Loading data to Netezza as a list is very slow

1k Views Asked by At

I have about million records in a list that I would like to write to a Netezza table. I have been using executemany() command with pyodbc, which seems to be very slow (I can load much faster if I save the records to Excel and load to Netezza from the excel file). Are there any faster alternatives to loading a list with executemany() command?

PS1: The list is generated by a proprietary DAG in our company, so writing to the list is very fast.
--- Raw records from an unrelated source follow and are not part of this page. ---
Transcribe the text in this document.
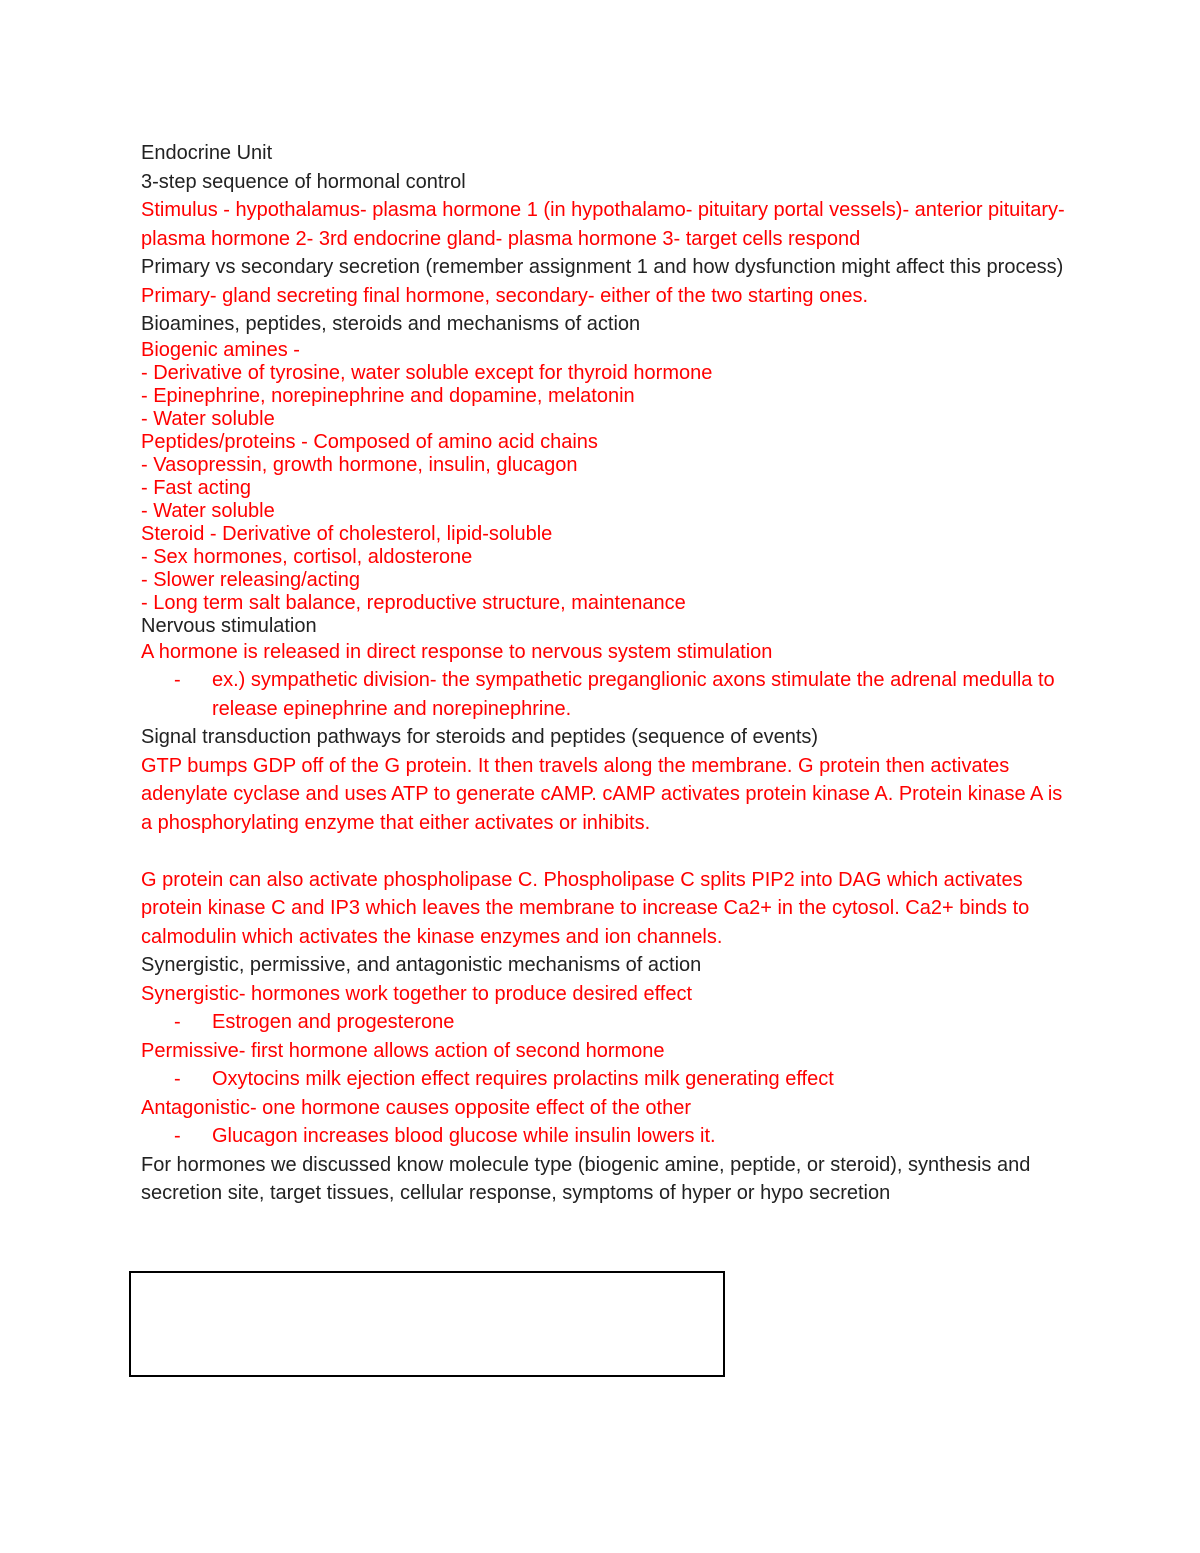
Endocrine Unit
3-step sequence of hormonal control
Stimulus - hypothalamus- plasma hormone 1 (in hypothalamo- pituitary portal vessels)- anterior pituitary- plasma hormone 2- 3rd endocrine gland- plasma hormone 3- target cells respond
Primary vs secondary secretion (remember assignment 1 and how dysfunction might affect this process)
Primary- gland secreting final hormone, secondary- either of the two starting ones.
Bioamines, peptides, steroids and mechanisms of action
Biogenic amines -
- Derivative of tyrosine, water soluble except for thyroid hormone
- Epinephrine, norepinephrine and dopamine, melatonin
- Water soluble
Peptides/proteins - Composed of amino acid chains
- Vasopressin, growth hormone, insulin, glucagon
- Fast acting
- Water soluble
Steroid - Derivative of cholesterol, lipid-soluble
- Sex hormones, cortisol, aldosterone
- Slower releasing/acting
- Long term salt balance, reproductive structure, maintenance
Nervous stimulation
A hormone is released in direct response to nervous system stimulation
- ex.) sympathetic division- the sympathetic preganglionic axons stimulate the adrenal medulla to release epinephrine and norepinephrine.
Signal transduction pathways for steroids and peptides (sequence of events)
GTP bumps GDP off of the G protein. It then travels along the membrane. G protein then activates adenylate cyclase and uses ATP to generate cAMP. cAMP activates protein kinase A. Protein kinase A is a phosphorylating enzyme that either activates or inhibits.
G protein can also activate phospholipase C. Phospholipase C splits PIP2 into DAG which activates protein kinase C and IP3 which leaves the membrane to increase Ca2+ in the cytosol. Ca2+ binds to calmodulin which activates the kinase enzymes and ion channels.
Synergistic, permissive, and antagonistic mechanisms of action
Synergistic- hormones work together to produce desired effect
- Estrogen and progesterone
Permissive- first hormone allows action of second hormone
- Oxytocins milk ejection effect requires prolactins milk generating effect
Antagonistic- one hormone causes opposite effect of the other
- Glucagon increases blood glucose while insulin lowers it.
For hormones we discussed know molecule type (biogenic amine, peptide, or steroid), synthesis and secretion site, target tissues, cellular response, symptoms of hyper or hypo secretion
PS2: I have also tried looping executemany() into chunks, with each chunk containing a list with 100 records. It takes approximately 60 seconds to load, which seems very slow.

2

There are 2 best solutions below

0
On

Netezza is good for bulk loads, where executeMany() inserts number of rows in one go. The best way to load millions of rows is "nzload" utility which can be scheduled by vbscript, Excel Macro from Windows or Shell script from Linux.

0
On

From Python I have had great performance loading millions of rows to Netezza using transient external tables. Basically Python creates a CSV file on the local machine, and then tells the ODBC driver to load the CSV file into the remote server.

The simplest example:

SELECT * 
FROM EXTERNAL '/tmp/test.txt'
SAMEAS test_table 
USING (DELIM ',');

Behind the scenes this is equivalent to the nzload command, but it does not require nzload. This worked great for me on Windows where I did not have nzload.

Caveat: be careful with the formatting of the CSV, the values in the CSV, and the options to the command. Netezza gives obscure error messages for invalid values.